Of course, scams are not limited to products. There are thousands of documented cases of people being taken to the cleaners by con-artists asking for money. One of the more interesting ones involved an email from someone indicating they represented an organization from an African nation which needed your assistance. The email went on to describe how your assistance (read money) was needed to help complete a project they were working on to get some of their citizens in the United States back to their country.

I actually received this email and read it. I laughed as I read it. Not because it was so poorly written, which it wasn't, but rather because as you read it, the amount they were asking for was so outlandish and because the problem they were describing didn't exist! If memory serves the amount they were asking you to send was around $2,000. I no longer have the email so I cannot be sure of the figure.

What makes this situation so astonishing was that so many people responded to this email. A federal investigation found that literally a thousand people had responded to this email. Now, do the math: $2000 X 1000 = $2,000,000. That's $2 million dollars that went into someone elses pocket. To top things off, because the email originated from a foreign country and the perpetrators could not be located, there is no way for these people to recover their losses.

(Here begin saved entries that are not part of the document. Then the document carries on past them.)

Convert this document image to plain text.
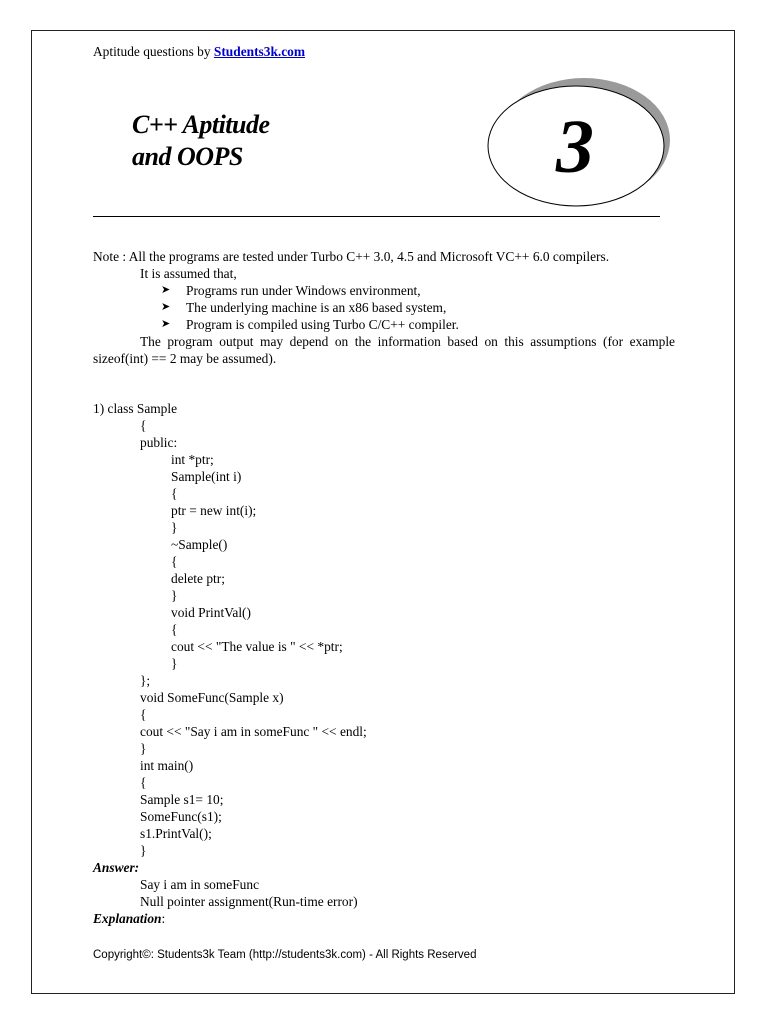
Aptitude questions by Students3k.com
C++ Aptitude
and OOPS	3
Note : All the programs are tested under Turbo C++ 3.0, 4.5 and Microsoft VC++ 6.0 compilers.
It is assumed that,
➤ Programs run under Windows environment,
➤ The underlying machine is an x86 based system,
➤ Program is compiled using Turbo C/C++ compiler.
The program output may depend on the information based on this assumptions (for example sizeof(int) == 2 may be assumed).
1) class Sample
{
public:
int *ptr;
Sample(int i)
{
ptr = new int(i);
}
~Sample()
{
delete ptr;
}
void PrintVal()
{
cout << "The value is " << *ptr;
}
};
void SomeFunc(Sample x)
{
cout << "Say i am in someFunc " << endl;
}
int main()
{
Sample s1= 10;
SomeFunc(s1);
s1.PrintVal();
}
Answer:
Say i am in someFunc
Null pointer assignment(Run-time error)
Explanation:
Copyright©: Students3k Team (http://students3k.com) - All Rights Reserved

So what does all this have to do with ones intelligence? Simple. The people who fall for these scams are not the ones we would normally associate with being gullible. Certainly some are the proverbial little old ladies who are led to believe such and such but the others are people who may have gotten straight A's in school and went on to lucrative careers. They could be towers of their community and masters of their domains. However, when they see such products being advertised or receive such mailings, their normally well-thought demeanors apparently go out the door. They are willing to believe anything that seems even remotely like it might work or is plausible without taking the basic step of finding out if there is any truth to the matter.

Oh, the person who I talked about at the beginning of this article, the one who would never let anyone operate on her eyes but would go ahead and buy a pair of glasses with holes in the lenses, she works in the computer industry. Very knowledgable about mainframes and related matters but when it comes to certain things, she is as gullible as a child.

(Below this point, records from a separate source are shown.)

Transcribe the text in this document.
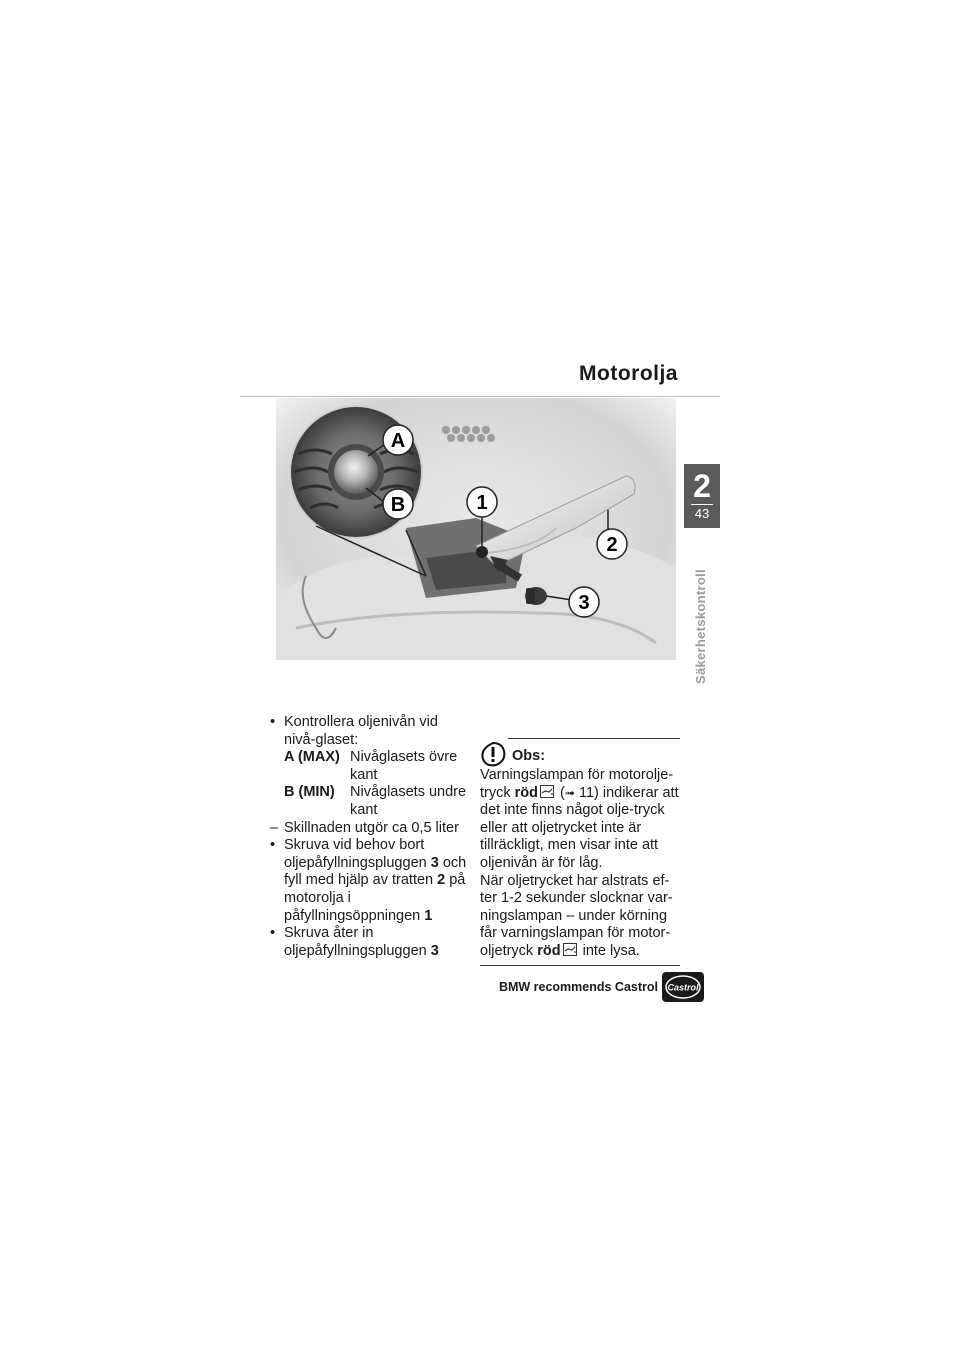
Motorolja
A
B	1
2
3
2
43
Säkerhetskontroll
• Kontrollera oljenivån vid nivå-glaset:
A (MAX) Nivåglasets övre kant
B (MIN)	Nivåglasets undre kant
– Skillnaden utgör ca 0,5 liter
• Skruva vid behov bort oljepåfyllningspluggen 3 och fyll med hjälp av tratten 2 på motorolja i påfyllningsöppningen 1
• Skruva åter in oljepåfyllningspluggen 3
Obs:
Varningslampan för motorolje-tryck röd (➟ 11) indikerar att det inte finns något olje-tryck eller att oljetrycket inte är tillräckligt, men visar inte att oljenivån är för låg.
När oljetrycket har alstrats ef-ter 1-2 sekunder slocknar var-ningslampan – under körning får varningslampan för motor-oljetryck röd inte lysa.
BMW recommends Castrol Castrol
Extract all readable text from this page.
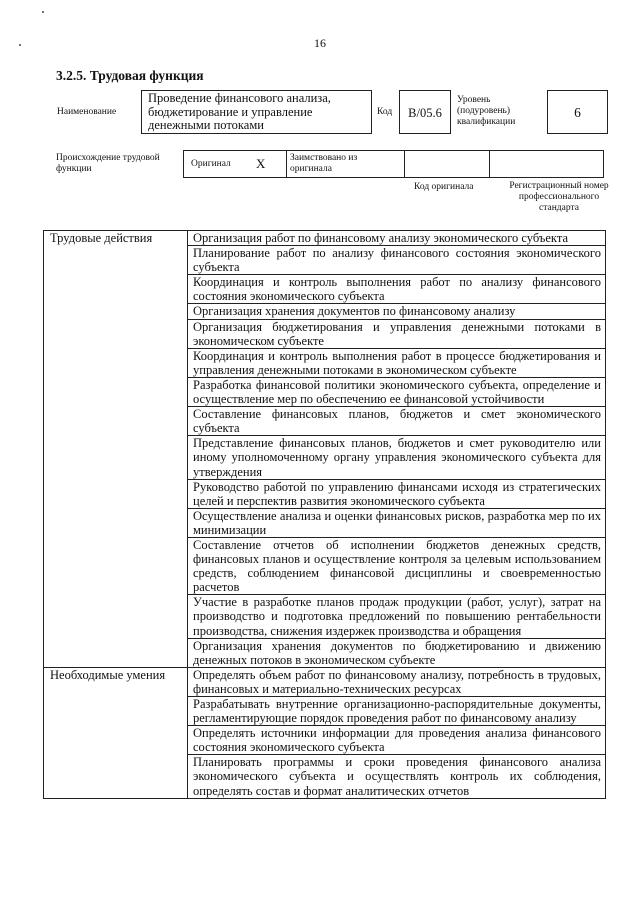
16
3.2.5. Трудовая функция
Наименование
Проведение финансового анализа, бюджетирование и управление денежными потоками
Код	В/05.6
Уровень
(подуровень)
квалификации
6
Происхождение трудовой
функции	Оригинал X	Заимствовано из оригинала
Код оригинала	Регистрационный номер
профессионального
стандарта
Трудовые действия	Организация работ по финансовому анализу экономического субъекта
	Планирование работ по анализу финансового состояния экономического субъекта
	Координация и контроль выполнения работ по анализу финансового состояния экономического субъекта
	Организация хранения документов по финансовому анализу
	Организация бюджетирования и управления денежными потоками в экономическом субъекте
	Координация и контроль выполнения работ в процессе бюджетирования и управления денежными потоками в экономическом субъекте
	Разработка финансовой политики экономического субъекта, определение и осуществление мер по обеспечению ее финансовой устойчивости
	Составление финансовых планов, бюджетов и смет экономического субъекта
	Представление финансовых планов, бюджетов и смет руководителю или иному уполномоченному органу управления экономического субъекта для утверждения
	Руководство работой по управлению финансами исходя из стратегических целей и перспектив развития экономического субъекта
	Осуществление анализа и оценки финансовых рисков, разработка мер по их минимизации
	Составление отчетов об исполнении бюджетов денежных средств, финансовых планов и осуществление контроля за целевым использованием средств, соблюдением финансовой дисциплины и своевременностью расчетов
	Участие в разработке планов продаж продукции (работ, услуг), затрат на производство и подготовка предложений по повышению рентабельности производства, снижения издержек производства и обращения
	Организация хранения документов по бюджетированию и движению денежных потоков в экономическом субъекте
Необходимые умения	Определять объем работ по финансовому анализу, потребность в трудовых, финансовых и материально-технических ресурсах
	Разрабатывать внутренние организационно-распорядительные документы, регламентирующие порядок проведения работ по финансовому анализу
	Определять источники информации для проведения анализа финансового состояния экономического субъекта
	Планировать программы и сроки проведения финансового анализа экономического субъекта и осуществлять контроль их соблюдения, определять состав и формат аналитических отчетов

I could go on about the numerous scams that are out there still taking peoples money and their victims. For example, there was the chemical engineer who lost several thousand dollars investing in offshore real estate wihout first checking to see if the broker was real or getting any information about the property he was investing in.

The point I am trying to make is keep two phrases in the back of your head at all times:

Buyer beware and
If it sounds too good to be true, it probably is.

If you remember those two simple sayings, you will never be victim of a scam no matter who you are or what your intelligence is.